Georgians to hold Saaskashvili to account for Ossetian war?

Thomas de Vaal, author of the definitive book on Armenian – Azerbaijani conflict, has an acutely observed article in this month’s Prospect examining how Georgia’s politics might be changing, to the detriment of those who led the country into war (subs required).

De Vaal examines the baleful effect Saakashvili’s military adventurism has had on communities straddling the border between South Ossetia and Georgia proper. He concludes that in order to stabilise arrangements in these areas Georgia will have to tone down assertions of sovereignty, instead concentrating on the rights of its people, in order to facilitate the opening of contested borders and return of displaced peoples.

There is pathos in de Vaal’s tales of divided but intertwined communities. In 1991, during the first attempt to coerce South Ossetia into a separate Georgia and reverse the autonomy it enjoyed as part of the Soviet Union, Georgian villagers from Meghvriskhevi stopped militias from looting the adjacent Ossetian village, Grom.
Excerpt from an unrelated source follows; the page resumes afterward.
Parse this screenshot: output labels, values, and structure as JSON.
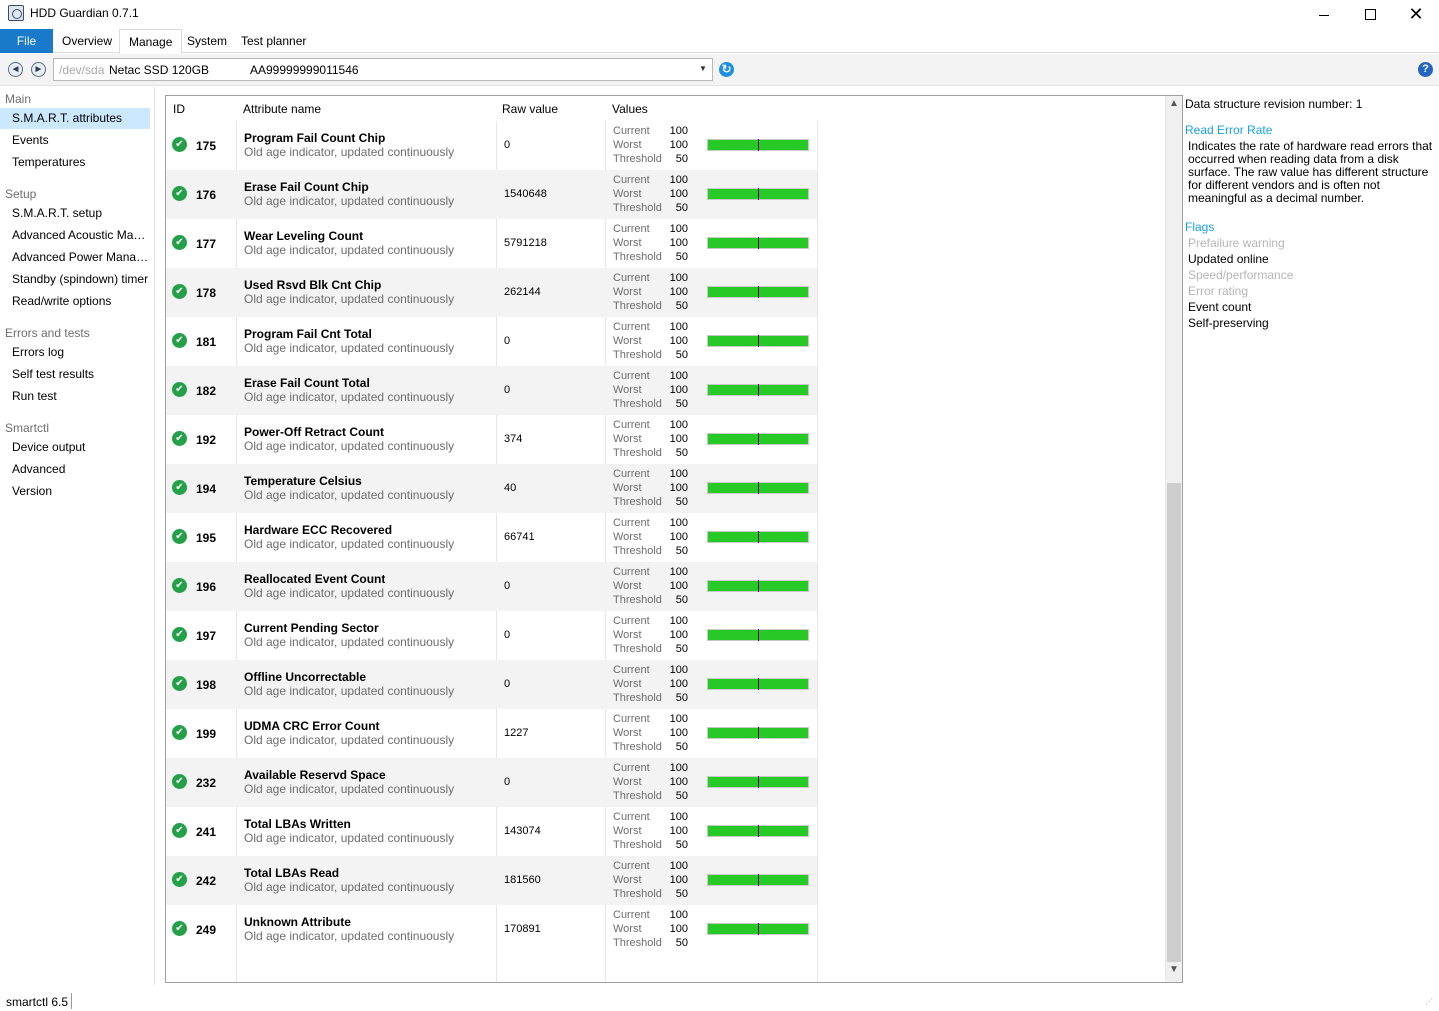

This year Grom’s residents repaid the favour and residents returning after the Russians and Ossetians had retreated to their pre war positions, found their property untouched.

“The tragedy of South Ossetia is of a war that local people, mixed together by trade and intermarriage, did not want. The conflict tore up those relationships, with atrocities on both sides.”

Now, on either side of the border, troops are digging in, fortifying a frontier that had previously permitted a high degree of permeability. A situation which de Vaal believes must be addressed politically from the Georgian perspective.

“A harder option is to concentrate on the rights of people, not territories and to begin to open up the Abkhaz and Ossetian borders from the Georgian side…… In other words, renouncing some claims of sovereignty, so that ordinary people can go home.”


Whilst there is little to indicate that Saaskashvili’s government is prepared to soften its stance, there are signs that it might soon be held to account for its role in fomenting war (a role which it has not yet accepted it played). Two senior government diplomats have resigned in order to criticise Saaskashvili for planning the war and choosing to ignore mediation attempts. De Vaal detects that more and more government supporters are ‘jumping ship’.

He quotes former Georgian ambassador to Moscow, Erosi Kitsmarishvili, “if the Georgian people want the right to tell the Abkhaz and Ossetians they should be living in a common home with us, we need to be able to tell them we judged the people who were responsible for all this."

It is a process which, if consolidated, would not only benefit Georgia and its people, but those of the entire region and indeed Europe as a whole.